Mistyfikacja PiS. Oto gdzie Morawiecki ukrył dziurę w budżecie
Jacek Liberski
15 stycznia 2020, 12:16·5 minut czytania
Publikacja artykułu: 15 stycznia 2020, 12:16
Tematem pięćdziesiątego felietonu dla Na Temat będzie dzisiaj głównie fikcja. Fikcja państwa dobrobytu według Jarosława Kaczyńskiego. Umiłowany przez naród jego zbawca umyślił sobie kiedyś, że zajmie poczesne miejsce wśród wielkich ludzi tego narodu i że dzieci, młodzież i dorośli chodzić będą ścieżkami jego, wsłuchując się w genialne rady ojca narodu. Jedną z jego złotych myśli jest polska wersja państwa dobrobytu. Na czym polega? O, to bardzo proste – na sklejeniu dogmatów etatyzmu z religią katolicką, przy czym Kościół jest w tej sklejce elementem silnie ją wiążącym, to Kościół daje Kaczyńskiemu władzę, żądając za to sowitej ceny.
Reklama.
Dziś o dwóch mistyfikacjach tej władzy: zrównoważonym budżecie i nadchodzącym twardym lądowaniu dla większości obywateli tego kraju. Przypomnijmy starą prawdę - gdy gospodarka hamuje, najpierw odczuwają to ci najsłabsi. Niby to truizm, ale zwłaszcza truizmy należy dzisiaj przypominać.
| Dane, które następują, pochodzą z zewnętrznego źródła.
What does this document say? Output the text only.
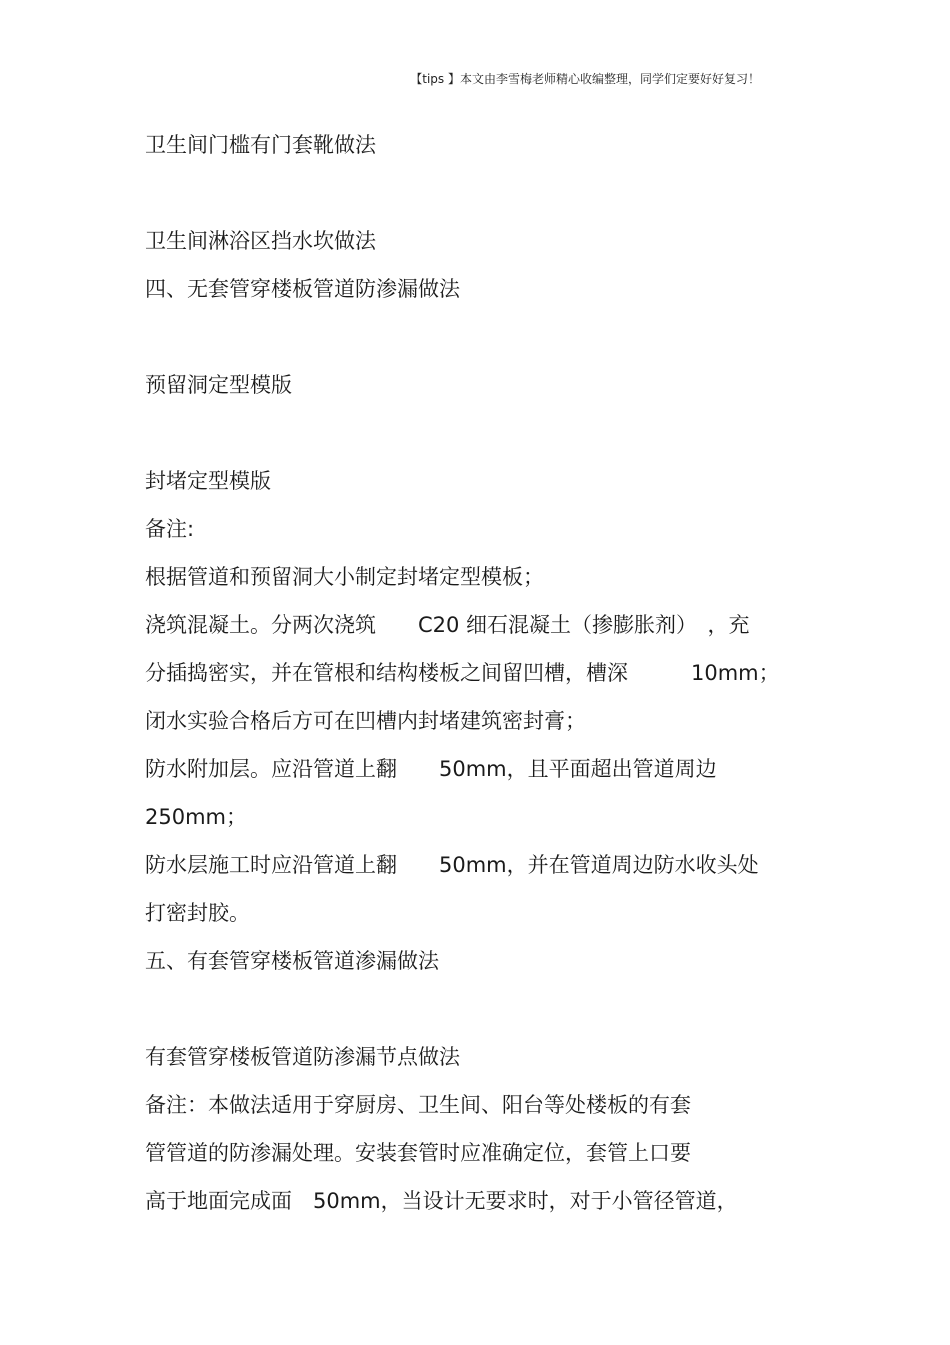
【tips 】本文由李雪梅老师精心收编整理，同学们定要好好复习！
卫生间门槛有门套靴做法
卫生间淋浴区挡水坎做法
四、无套管穿楼板管道防渗漏做法
预留洞定型模版
封堵定型模版
备注:
根据管道和预留洞大小制定封堵定型模板；
浇筑混凝土。分两次浇筑　　C20 细石混凝土（掺膨胀剂）　，充
分插捣密实，并在管根和结构楼板之间留凹槽，槽深　　　10mm；
闭水实验合格后方可在凹槽内封堵建筑密封膏；
防水附加层。应沿管道上翻　　50mm，且平面超出管道周边
250mm；
防水层施工时应沿管道上翻　　50mm，并在管道周边防水收头处
打密封胶。
五、有套管穿楼板管道渗漏做法
有套管穿楼板管道防渗漏节点做法
备注：本做法适用于穿厨房、卫生间、阳台等处楼板的有套
管管道的防渗漏处理。安装套管时应准确定位，套管上口要
高于地面完成面　50mm，当设计无要求时，对于小管径管道，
Zrównoważony budżet - hokus pokus Kaczyńskiego
Budżet zrównoważony ma być jedynie z nazwy. W rzeczywiści niewiele trzeba, aby zrozumieć, że to czysta mistyfikacja. Wystarczy przeanalizować tabele dołączone do projektu ustawy budżetowej. Co z nich wynika? Wielka budżetowa dziura na bisko 75-90 mld złotych. Skąd? Już wyjaśniam.
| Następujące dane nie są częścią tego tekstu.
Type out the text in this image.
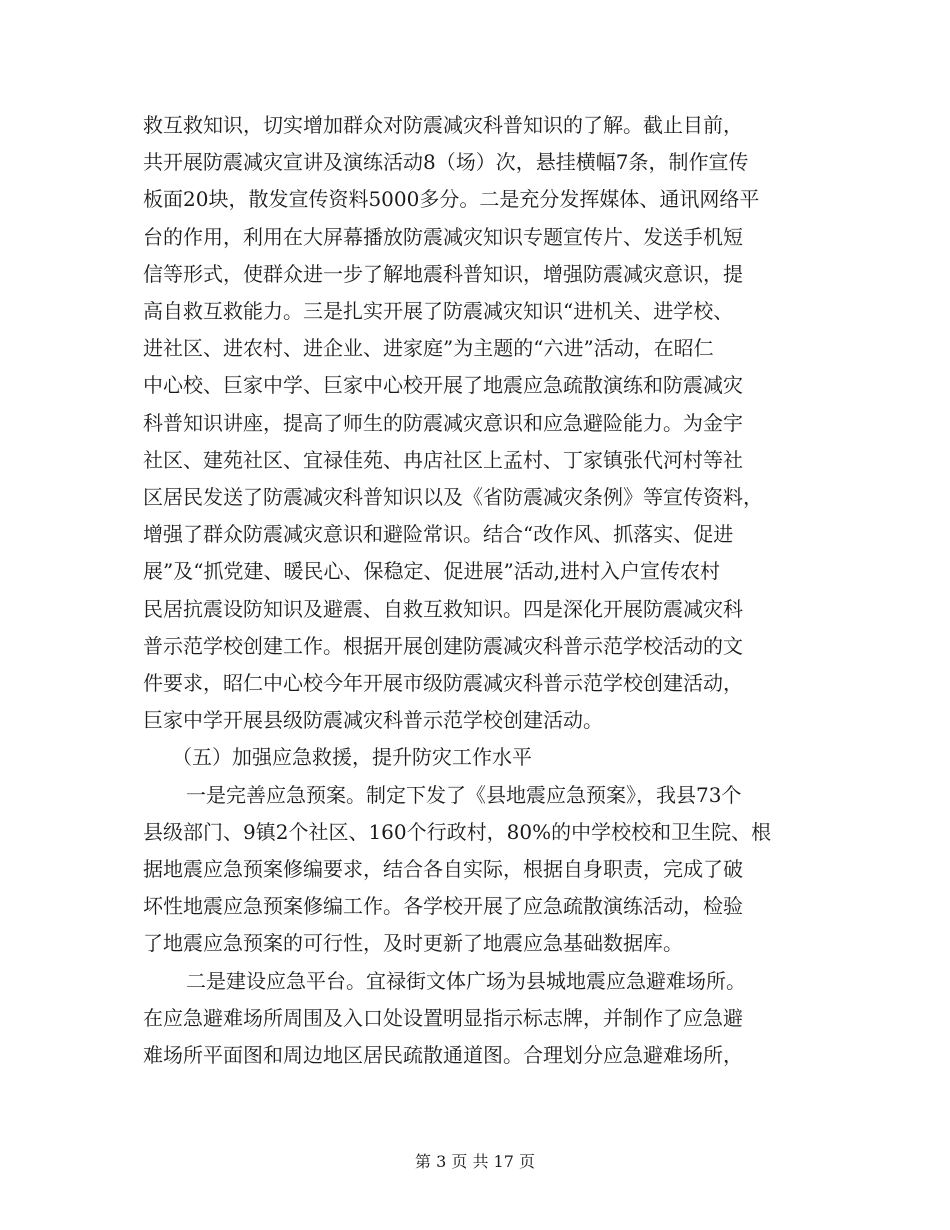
救互救知识，切实增加群众对防震减灾科普知识的了解。截止目前，
共开展防震减灾宣讲及演练活动8（场）次，悬挂横幅7条，制作宣传
板面20块，散发宣传资料5000多分。二是充分发挥媒体、通讯网络平
台的作用，利用在大屏幕播放防震减灾知识专题宣传片、发送手机短
信等形式，使群众进一步了解地震科普知识，增强防震减灾意识，提
高自救互救能力。三是扎实开展了防震减灾知识“进机关、进学校、
进社区、进农村、进企业、进家庭”为主题的“六进”活动，在昭仁
中心校、巨家中学、巨家中心校开展了地震应急疏散演练和防震减灾
科普知识讲座，提高了师生的防震减灾意识和应急避险能力。为金宇
社区、建苑社区、宜禄佳苑、冉店社区上孟村、丁家镇张代河村等社
区居民发送了防震减灾科普知识以及《省防震减灾条例》等宣传资料，
增强了群众防震减灾意识和避险常识。结合“改作风、抓落实、促进
展”及“抓党建、暖民心、保稳定、促进展”活动,进村入户宣传农村
民居抗震设防知识及避震、自救互救知识。四是深化开展防震减灾科
普示范学校创建工作。根据开展创建防震减灾科普示范学校活动的文
件要求，昭仁中心校今年开展市级防震减灾科普示范学校创建活动，
巨家中学开展县级防震减灾科普示范学校创建活动。
（五）加强应急救援，提升防灾工作水平
一是完善应急预案。制定下发了《县地震应急预案》，我县73个
县级部门、9镇2个社区、160个行政村，80%的中学校校和卫生院、根
据地震应急预案修编要求，结合各自实际，根据自身职责，完成了破
坏性地震应急预案修编工作。各学校开展了应急疏散演练活动，检验
了地震应急预案的可行性，及时更新了地震应急基础数据库。
二是建设应急平台。宜禄街文体广场为县城地震应急避难场所。
在应急避难场所周围及入口处设置明显指示标志牌，并制作了应急避
难场所平面图和周边地区居民疏散通道图。合理划分应急避难场所，
第 3 页 共 17 页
Dziura ta jest wynikiem dwóch wielkich operacji księgowych: wypchnięcia części wydatków budżetowych poza budżet oraz finansowania stałych wydatków jednorazowymi wpływami. W świecie finansów nazywa się to kreatywną księgowością, czyli czymś za co księgowi w firmach prywatnych mogą mieć spore problemy. No ale czego nie robi się dla propagandy.
W szczegółach wygląda to tak:
Jednorazowe świadczenie emerytalne, które nie jest żadną 13. emeryturą, gdyż dotyczy jedynie emerytur najniższych, rząd wyrzuca poza budżet do Funduszu Solidarnościowego. Fundusz ten, co ciekawe, jest także poza regułą ostrożnościową, zapisaną w Konstytucji. To jednorazowe świadczenie kosztuje podatników 16,5 mld złotych.
Podobnie ma się rzecz z Funduszem Dróg Samorządowych. Środki, które normalnie powinien wydatkować budżet, wypchnięto do zewnętrznego Funduszu, którego także nie obejmuje powyższa reguła. To kolejne 4 mld złotych.
Bardzo ciekawą operacją księgową jest sfinansowanie TVP poprzez obligacje skarbowe. W Polsce nie liczy się tego do wydatków budżetu, ale w Unii owszem. To kolejne ponad 2 mld.
I wreszcie sztuczka księgowa związana z wydatkami budżetu wypchniętymi do samorządów, czyli głownie to subwencja oświatowa oraz propagandowo świetnie brzmiące obniżenia podatków w rodzaju zerowego PIT dla młodych. W sumie samorządy obciążone zostaną kosztami rzędu 10-15 mld złotych.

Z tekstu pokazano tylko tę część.